Time Constraint: 2 weeks
The Team: Just me, myself, and I!
I began by researching my problem space by looking at a few secondary resources in order to affirm my hypothesis that there was a lack of sensitivity and understanding surrounding LGBTQ+ healthcare. My affirmations mainly stemmed from an article I found regarding the treatment of LGBTQ+ patients, in the article it was outlined that patients who identify to doctors, and nurses and midwives are often not understood, not respected, and sometimes not treated.
Once my hypothesis was affirmed I decided to do some field research on participants in order to better understand the pain points of these types of patients and their experiences with the medical sector. I interviewed 5 different participants in the LGBTQ+ community in order to better understand what they go through when seeking different aspects of care.
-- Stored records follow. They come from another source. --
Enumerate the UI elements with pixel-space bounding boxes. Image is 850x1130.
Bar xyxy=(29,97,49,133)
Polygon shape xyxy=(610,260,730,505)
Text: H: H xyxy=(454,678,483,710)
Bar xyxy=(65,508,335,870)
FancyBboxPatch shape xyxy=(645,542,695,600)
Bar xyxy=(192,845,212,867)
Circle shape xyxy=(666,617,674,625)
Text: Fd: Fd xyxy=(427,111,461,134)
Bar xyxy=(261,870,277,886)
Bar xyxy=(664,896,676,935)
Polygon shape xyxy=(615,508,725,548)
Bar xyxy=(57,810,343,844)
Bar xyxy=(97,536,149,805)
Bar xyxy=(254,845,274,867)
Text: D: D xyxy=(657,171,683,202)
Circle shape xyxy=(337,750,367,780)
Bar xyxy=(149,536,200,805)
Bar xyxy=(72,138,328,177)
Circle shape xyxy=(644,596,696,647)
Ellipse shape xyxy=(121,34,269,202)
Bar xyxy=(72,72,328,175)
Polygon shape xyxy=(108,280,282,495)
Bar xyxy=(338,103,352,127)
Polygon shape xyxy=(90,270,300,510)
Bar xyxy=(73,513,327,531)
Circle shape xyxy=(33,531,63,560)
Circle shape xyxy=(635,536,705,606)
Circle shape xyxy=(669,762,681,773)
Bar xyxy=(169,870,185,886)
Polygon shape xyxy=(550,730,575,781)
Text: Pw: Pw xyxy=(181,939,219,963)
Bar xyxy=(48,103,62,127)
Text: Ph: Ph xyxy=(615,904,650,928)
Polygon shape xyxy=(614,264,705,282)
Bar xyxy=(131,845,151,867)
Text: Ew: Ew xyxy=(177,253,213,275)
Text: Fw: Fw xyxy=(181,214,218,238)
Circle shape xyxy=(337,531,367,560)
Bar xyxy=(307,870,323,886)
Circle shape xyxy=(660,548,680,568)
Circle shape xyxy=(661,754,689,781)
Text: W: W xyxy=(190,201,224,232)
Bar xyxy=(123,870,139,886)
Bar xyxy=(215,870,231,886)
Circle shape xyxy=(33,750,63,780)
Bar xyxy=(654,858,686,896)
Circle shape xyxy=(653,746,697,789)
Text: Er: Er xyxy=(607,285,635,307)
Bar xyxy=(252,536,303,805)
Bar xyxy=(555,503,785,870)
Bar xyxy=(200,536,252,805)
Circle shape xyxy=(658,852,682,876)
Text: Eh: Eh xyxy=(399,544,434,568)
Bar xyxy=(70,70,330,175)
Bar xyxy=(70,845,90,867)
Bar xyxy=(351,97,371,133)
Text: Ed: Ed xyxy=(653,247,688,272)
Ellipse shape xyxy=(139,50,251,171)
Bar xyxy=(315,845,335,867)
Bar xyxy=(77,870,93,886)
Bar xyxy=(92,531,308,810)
I developed a set of 50+ user stories to help better identify a specific task my user wanted to go through
After I identified the pain points and needs of patients, I developed a user persona named Aleki to structure my design solution around.
After developing Aleki, I wanted to know what it would look like for them to use a solution to help them solve finding a female only family doctor in their area. It was assumed while designing that Aleki would be signing up for the app, and that the purpose of a sign up process was so that in future iteration and development of MediPal, Aleki would be able to book an appointment in the app after finding a healthcare provider that suited their needs.
After developing a core flow to work off of, I began sketching out lo-fi wireframes of what that task would look like when applied as a digital solution.
After sketching, I created some lo-fi wireframes and stitched them together in Invision in order to carry out user testing. I originally created a solution that used the 'tinder model' as a for patients to swipe through health care providers in order to find the right one for them, however users really did not like this they found it 'impersonal' and 'unprofessional', so with that feedback in mind I went back to the drawing board and created a different ideation all together which allowed users to find health care professionals in their area, based on a criteria of wants, and then read reviews about the health care provider in question.
I hope to expand MediPal in the future to allow users to go through the full process of booking an appointment with a medical care professional. This project was extremely insightful as it helped me understand the deep amount of work that goes into UX research, it also taught me it is extremely important as a designer to be empathetic to your user and to never fall in love with my own designs, because as user testing taught me they may not always be as effective as I think they are!